Vitalik Buterin, co-founder of Ethereum, spoke at the Toronto Star making some interesting statements about fees, adoption and scalability of the blockchain.
Buterin confirmed that the Ethereum blockchain is overloaded. A large organisation that intends to build on Ethereum would further overload the blockchain and would also increase the cost of transactions.
The network is now at its limit and this hinders the adoption on a large scale. The only way to improve this situation, according to Buterin, is Proof of Stake.
For Buterin, the big problem today is that every computer has to verify every transaction. It is necessary to move to a network where each computer verifies on average a certain number of transactions, a small part of the total. This would sacrifice a small part of the overall security but would reduce costs by a factor of 100.
Ethereum’s fees are currently decreasing and register the lowest value of the last 50 days with an average of 0.11 ether per transaction.

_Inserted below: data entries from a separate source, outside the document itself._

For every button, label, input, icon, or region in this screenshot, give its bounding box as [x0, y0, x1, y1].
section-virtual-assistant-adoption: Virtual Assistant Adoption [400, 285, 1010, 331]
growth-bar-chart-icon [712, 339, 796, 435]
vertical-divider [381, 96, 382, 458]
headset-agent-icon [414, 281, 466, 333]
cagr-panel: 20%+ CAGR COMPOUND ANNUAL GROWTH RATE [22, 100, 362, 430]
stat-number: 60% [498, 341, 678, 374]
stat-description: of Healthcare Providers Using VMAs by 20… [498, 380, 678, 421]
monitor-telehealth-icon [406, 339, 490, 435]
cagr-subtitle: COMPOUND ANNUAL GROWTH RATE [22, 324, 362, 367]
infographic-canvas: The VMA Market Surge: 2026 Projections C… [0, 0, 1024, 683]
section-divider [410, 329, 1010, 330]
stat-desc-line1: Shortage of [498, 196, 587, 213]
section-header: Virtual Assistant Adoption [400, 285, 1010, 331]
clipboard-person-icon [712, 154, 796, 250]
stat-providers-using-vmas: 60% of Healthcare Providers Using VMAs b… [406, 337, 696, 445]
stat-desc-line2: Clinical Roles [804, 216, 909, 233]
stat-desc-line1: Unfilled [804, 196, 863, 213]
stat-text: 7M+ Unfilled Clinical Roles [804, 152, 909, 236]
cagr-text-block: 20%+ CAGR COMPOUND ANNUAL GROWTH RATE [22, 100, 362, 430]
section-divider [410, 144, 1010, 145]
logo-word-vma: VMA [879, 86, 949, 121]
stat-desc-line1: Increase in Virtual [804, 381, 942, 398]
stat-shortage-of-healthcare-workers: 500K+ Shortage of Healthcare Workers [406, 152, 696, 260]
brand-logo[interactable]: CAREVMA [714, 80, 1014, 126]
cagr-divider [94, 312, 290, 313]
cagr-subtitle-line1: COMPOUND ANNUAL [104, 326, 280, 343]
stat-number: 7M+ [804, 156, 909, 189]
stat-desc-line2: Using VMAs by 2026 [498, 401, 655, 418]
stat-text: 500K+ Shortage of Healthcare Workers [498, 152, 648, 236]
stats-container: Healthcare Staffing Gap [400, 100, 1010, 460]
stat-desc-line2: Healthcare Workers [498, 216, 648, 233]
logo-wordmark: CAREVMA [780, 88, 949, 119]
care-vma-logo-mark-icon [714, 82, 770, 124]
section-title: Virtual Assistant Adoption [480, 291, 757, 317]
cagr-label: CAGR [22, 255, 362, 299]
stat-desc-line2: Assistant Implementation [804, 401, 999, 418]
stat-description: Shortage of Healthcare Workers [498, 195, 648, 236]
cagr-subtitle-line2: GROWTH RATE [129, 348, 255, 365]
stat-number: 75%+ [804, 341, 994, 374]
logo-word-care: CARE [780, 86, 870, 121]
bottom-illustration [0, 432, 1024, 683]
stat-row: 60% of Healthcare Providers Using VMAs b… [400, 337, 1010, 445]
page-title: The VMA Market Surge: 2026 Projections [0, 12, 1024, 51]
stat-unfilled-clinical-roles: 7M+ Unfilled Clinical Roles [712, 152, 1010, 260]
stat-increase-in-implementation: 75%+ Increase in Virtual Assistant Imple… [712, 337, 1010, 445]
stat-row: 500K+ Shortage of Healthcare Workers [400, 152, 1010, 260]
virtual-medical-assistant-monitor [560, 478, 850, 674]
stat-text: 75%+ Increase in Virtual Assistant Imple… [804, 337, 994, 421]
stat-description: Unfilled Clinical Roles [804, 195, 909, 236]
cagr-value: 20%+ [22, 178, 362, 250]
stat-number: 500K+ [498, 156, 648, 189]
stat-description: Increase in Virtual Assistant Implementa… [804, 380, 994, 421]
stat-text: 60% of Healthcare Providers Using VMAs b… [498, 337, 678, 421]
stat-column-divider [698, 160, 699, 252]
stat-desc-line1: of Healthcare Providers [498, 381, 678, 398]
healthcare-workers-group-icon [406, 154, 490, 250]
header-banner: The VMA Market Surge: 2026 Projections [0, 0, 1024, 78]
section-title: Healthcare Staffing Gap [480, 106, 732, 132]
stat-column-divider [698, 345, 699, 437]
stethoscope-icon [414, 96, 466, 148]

Buterin believes that scalability is not the only problem. Other challenges include usability, privacy and account security. From a security point of view, for example, attempts are being made to make life difficult for cybercriminals by using multiple keys to access wallets.
The role of governments
The price of Ether is another key factor that generates uncertainty but this is in no way controllable by the Ethereum Foundation. Buterin believes that governments have a key role to play.
“Governments do have a role and one of the roles is regulation. The usual concerns are about cryptocurrency exchanges where the basic idea is to do fundraising for a new project by directly selling tokens on the blockchains. There are debates whether specific kinds of ICOs [initial coin offerings] are legally categorized as securities”.
Blockchain is not just bitcoin
Another noteworthy part of the interview sees Buterin talking about the potential of the blockchain that people too often confuse with Bitcoin.
“One of the big things that needs to be communicated is the fact that five years ago the blockchain was just about bitcoin, but now it’s much bigger than just bitcoin. It’s split off into separate spaces that have a lot of different visions. For bitcoin, the idea is that you have decentralized cryptocurrency running on blockchain and protected from corporate and state control that’s not going to deflate on you and it’s not going to get confiscated. The blockchain is just a tool to make that specific thing possible”.